Dayton's request came as Northwest and the Aircraft Mechanics Fraternal Association reached the two-week point in the union's strike against the airline. The Eagan, Minn.-based carrier is using licensed replacement mechanics to keep operating.

Judge blocks nurses strike

SACRAMENTO, Calif. » A judge yesterday extended his prohibition against nurses striking UC Davis Medical Center and other University of California hospitals.

Sacramento Superior Court Judge Loren E. McMaster issued a preliminary injunction barring a walkout by the California Nurses Association. The ruling effectively bars a strike until negotiations are complete between the nurses and UC hospitals.

Analyst says Delta Air may be on verge of filing bankruptcy

Delta Air Lines Inc. and Northwest Airlines Corp. may be moving closer to bankruptcy as the damage from Hurricane Katrina pushes the price of fuel, their second-biggest expense, to record levels.

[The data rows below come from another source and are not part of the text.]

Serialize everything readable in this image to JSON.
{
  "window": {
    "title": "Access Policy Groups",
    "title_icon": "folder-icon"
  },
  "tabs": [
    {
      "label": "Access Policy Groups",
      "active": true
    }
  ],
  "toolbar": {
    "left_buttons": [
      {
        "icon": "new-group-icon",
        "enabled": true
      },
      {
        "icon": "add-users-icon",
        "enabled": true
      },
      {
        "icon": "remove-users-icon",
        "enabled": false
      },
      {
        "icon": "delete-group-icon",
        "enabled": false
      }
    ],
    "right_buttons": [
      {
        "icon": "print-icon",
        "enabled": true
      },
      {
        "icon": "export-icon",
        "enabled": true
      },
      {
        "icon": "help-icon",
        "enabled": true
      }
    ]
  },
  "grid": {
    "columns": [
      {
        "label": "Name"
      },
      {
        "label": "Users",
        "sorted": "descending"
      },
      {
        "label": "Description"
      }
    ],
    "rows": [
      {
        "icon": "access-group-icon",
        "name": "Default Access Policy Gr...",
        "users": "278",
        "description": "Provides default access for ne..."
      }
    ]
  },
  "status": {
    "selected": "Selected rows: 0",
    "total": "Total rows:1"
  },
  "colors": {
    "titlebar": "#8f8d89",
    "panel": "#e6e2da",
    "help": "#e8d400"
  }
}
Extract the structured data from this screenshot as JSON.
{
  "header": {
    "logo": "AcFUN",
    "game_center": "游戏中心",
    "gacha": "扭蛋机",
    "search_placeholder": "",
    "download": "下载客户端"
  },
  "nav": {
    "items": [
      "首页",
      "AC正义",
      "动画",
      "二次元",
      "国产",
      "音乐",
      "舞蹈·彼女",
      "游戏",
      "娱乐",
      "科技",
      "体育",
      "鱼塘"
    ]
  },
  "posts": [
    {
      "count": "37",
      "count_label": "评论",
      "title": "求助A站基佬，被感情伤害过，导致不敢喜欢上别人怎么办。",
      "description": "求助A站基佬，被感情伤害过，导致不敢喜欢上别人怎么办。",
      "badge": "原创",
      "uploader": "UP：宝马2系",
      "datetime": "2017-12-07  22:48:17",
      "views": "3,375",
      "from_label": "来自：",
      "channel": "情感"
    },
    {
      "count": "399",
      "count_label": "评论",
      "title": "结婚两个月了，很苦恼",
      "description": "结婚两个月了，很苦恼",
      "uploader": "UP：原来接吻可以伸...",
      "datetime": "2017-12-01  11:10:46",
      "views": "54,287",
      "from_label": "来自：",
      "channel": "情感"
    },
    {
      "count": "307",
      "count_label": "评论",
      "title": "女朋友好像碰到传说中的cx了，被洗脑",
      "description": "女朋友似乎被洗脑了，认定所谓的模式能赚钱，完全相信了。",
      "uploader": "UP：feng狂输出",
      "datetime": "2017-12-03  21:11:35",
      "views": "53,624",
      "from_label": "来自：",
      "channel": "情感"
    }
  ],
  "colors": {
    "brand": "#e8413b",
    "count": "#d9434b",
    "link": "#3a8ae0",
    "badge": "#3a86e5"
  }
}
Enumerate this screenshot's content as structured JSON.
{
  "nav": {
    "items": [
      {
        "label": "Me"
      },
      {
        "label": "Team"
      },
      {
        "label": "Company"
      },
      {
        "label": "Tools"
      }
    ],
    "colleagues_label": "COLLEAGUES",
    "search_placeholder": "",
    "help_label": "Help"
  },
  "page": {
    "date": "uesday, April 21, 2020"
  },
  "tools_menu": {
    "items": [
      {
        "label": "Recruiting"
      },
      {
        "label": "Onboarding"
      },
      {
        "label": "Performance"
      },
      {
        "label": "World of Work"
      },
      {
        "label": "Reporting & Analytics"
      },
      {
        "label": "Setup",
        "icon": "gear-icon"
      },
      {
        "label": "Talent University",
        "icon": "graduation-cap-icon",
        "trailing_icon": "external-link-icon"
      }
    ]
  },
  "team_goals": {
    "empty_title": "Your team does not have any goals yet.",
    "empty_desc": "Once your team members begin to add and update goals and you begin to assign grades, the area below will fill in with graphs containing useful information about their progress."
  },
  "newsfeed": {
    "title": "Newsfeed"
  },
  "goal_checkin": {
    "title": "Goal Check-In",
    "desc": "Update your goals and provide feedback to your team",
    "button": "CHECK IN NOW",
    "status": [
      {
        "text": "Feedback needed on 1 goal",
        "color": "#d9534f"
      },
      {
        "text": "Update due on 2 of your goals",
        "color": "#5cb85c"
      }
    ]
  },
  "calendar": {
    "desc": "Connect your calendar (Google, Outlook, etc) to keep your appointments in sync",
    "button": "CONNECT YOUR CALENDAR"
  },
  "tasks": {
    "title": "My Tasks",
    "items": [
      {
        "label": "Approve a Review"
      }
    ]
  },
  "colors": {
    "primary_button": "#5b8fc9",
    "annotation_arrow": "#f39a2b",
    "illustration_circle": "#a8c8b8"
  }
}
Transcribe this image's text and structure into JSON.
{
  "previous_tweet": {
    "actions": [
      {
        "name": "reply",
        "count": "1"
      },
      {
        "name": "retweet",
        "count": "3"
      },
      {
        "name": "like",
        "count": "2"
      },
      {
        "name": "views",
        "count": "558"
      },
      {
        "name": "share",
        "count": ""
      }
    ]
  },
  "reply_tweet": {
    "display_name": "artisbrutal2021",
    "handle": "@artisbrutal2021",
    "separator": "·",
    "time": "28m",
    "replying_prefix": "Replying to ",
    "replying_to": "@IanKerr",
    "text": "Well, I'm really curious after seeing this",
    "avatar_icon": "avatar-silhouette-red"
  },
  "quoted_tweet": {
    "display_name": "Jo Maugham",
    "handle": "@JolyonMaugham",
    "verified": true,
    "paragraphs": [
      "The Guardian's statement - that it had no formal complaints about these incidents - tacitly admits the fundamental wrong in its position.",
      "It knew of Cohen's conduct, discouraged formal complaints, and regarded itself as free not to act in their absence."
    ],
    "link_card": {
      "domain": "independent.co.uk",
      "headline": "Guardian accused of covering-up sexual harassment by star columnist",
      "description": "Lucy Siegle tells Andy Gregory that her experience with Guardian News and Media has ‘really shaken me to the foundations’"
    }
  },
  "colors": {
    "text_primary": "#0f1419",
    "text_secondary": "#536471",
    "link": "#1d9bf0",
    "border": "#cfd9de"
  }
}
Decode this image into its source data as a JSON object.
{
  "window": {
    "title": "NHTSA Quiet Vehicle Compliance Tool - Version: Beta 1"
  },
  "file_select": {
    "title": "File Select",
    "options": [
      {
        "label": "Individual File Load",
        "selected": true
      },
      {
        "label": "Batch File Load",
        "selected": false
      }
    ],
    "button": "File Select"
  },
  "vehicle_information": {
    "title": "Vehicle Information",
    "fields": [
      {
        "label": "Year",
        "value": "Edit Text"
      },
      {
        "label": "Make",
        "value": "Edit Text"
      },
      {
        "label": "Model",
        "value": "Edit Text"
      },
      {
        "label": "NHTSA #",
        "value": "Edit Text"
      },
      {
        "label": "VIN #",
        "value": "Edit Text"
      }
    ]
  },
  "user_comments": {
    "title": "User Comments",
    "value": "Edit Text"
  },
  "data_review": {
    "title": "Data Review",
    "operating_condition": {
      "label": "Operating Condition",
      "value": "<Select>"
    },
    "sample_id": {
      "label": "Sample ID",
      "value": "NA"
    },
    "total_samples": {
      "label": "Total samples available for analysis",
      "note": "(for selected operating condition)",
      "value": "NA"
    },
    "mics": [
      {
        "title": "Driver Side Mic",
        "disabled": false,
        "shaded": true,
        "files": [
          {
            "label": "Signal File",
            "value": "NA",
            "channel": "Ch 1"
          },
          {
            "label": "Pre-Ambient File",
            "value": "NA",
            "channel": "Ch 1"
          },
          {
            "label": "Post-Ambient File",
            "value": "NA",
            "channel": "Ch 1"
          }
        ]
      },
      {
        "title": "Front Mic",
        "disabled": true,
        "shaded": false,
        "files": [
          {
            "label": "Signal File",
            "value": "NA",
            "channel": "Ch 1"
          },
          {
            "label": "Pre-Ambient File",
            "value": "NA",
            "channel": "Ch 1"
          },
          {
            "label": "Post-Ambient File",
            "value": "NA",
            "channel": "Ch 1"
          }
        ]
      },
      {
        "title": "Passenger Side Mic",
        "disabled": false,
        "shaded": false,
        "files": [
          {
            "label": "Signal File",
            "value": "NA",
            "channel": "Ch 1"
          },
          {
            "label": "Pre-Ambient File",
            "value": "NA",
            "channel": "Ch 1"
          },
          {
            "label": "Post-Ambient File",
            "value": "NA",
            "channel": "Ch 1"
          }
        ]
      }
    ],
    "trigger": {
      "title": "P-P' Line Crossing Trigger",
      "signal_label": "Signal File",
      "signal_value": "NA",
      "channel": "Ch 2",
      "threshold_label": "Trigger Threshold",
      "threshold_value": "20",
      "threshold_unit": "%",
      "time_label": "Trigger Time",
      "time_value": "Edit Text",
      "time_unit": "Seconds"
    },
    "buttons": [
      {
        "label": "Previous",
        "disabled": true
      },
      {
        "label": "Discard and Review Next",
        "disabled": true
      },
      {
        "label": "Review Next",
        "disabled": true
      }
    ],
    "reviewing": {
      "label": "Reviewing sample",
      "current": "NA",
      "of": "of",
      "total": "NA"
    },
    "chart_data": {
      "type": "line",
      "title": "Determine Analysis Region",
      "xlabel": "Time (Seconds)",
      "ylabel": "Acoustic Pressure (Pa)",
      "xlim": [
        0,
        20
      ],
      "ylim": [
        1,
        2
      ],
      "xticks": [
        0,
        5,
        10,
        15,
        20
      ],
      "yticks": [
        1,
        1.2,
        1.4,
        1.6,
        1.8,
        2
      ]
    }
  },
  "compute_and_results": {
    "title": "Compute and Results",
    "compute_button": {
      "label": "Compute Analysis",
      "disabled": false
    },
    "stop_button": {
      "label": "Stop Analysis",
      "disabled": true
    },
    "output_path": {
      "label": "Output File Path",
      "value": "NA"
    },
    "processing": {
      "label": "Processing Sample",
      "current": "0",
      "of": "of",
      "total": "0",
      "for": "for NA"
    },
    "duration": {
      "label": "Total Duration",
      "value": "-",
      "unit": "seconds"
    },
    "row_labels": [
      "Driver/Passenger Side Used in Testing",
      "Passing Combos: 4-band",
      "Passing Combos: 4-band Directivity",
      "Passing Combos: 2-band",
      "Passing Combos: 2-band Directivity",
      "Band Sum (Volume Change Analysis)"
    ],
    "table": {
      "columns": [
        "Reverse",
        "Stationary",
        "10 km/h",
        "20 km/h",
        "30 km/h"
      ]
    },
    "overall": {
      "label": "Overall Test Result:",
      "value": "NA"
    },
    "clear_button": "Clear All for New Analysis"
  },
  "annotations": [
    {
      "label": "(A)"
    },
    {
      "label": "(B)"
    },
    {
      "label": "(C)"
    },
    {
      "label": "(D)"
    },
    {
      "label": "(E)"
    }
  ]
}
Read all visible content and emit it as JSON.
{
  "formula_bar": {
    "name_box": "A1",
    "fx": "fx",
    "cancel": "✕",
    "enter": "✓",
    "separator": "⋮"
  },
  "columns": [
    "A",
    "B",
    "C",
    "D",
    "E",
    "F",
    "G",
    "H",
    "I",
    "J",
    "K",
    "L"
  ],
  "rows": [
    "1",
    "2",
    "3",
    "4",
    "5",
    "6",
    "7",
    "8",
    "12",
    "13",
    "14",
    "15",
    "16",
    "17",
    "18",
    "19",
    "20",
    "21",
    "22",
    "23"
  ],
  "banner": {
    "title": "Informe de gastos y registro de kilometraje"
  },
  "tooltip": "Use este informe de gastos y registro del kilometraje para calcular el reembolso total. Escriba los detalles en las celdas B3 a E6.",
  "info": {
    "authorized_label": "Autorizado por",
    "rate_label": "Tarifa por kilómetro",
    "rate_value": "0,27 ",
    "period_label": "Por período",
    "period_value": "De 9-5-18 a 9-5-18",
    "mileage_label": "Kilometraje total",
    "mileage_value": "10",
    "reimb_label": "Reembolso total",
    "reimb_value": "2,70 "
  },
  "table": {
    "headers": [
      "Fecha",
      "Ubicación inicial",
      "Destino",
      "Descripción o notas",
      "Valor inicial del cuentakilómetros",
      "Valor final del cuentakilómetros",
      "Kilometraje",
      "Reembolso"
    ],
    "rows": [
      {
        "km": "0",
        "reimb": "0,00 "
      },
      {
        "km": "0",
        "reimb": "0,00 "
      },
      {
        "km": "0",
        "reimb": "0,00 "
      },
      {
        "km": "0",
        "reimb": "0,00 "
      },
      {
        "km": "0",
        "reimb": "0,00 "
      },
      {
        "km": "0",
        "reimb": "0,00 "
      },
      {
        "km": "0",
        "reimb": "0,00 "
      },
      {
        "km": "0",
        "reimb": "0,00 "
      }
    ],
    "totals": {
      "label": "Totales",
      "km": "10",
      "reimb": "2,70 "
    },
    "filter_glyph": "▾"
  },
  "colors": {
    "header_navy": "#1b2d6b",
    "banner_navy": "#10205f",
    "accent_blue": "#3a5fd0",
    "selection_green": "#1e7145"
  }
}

Damage to refineries, oil-drilling platforms and pipelines has sent the price of jet fuel, which is refined from crude oil, up 20 percent since Katrina hit the U.S. Gulf Coast on Monday. Delta, the third-largest U.S. airline, and Independence Air, a discount carrier unit of FLYi Inc., may file bankruptcies as soon as this weekend, said Benchmark Co. analyst Helane Becker.

"I just don't see how they can continue to operate," Becker said in an interview from New York. "It's insane. It just seems more likely to me that they file. They need to preserve their cash position."

Delta and St. Paul, Minn.-based Northwest, the fourth-biggest U.S. airline, have been struggling this year to avoid following UAL Corp.'s United Airlines and US Airways Group Inc. into Chapter 11 protection.

WORLD

U.S. may need to stockpile gas, not just oil

PARIS » The devastation wrought by Hurricane Katrina could force the United States to reconsider its oil stockpiling policy, the deputy head of the International Energy Agency said yesterday as 26 governments agreed to release emergency reserves to cope with the disaster.

The Paris-based IEA, a club of mainly industrialized oil importing countries, said member states unanimously backed a decision to release the equivalent of 2 million barrels per day from their strategic stocks -- equivalent to the refining capacity that Katrina has shut down. The measures will take effect for an initial period of 30 days.

The damage to crude oil production was lighter, at 1.5 million barrels per day, the IEA said, urging member countries to release refined products such as gasoline rather than crude.

But Katrina may have exposed a flaw in the 700-million-barrel U.S. Strategic Petroleum Reserve, which is almost entirely crude oil and contains no gasoline, according to the IEA's American deputy head, William Ramsay.

Until now, "it's always made more sense economically to have the crude on hand and then refineries can turn it into products depending on the requirements of the market at that time," Ramsay, a former U.S. ambassador to Congo, told the Associated Press in an interview.

"But this particular incident is probably going to raise questions that maybe some product stocks would be in order," Ramsay said.

Dutch beer brewers fixed prices, EU says

BRUSSELS, Belgium » The EU head office charged Dutch brewers yesterday with running a cartel that fixed beer prices from 1996 to 1999.

The European Commission said it had evidence that rival beer companies in the Netherlands agreed on prices, allocated customers, discussed individual customers and exchanged commercially important and confidential information.

The EU antitrust regulator never names the companies suspected of operating a cartel. Royal Grolsch NV, Heineken NV and the Dutch arm of InBev SA confirmed they had received formal charges but refused to comment.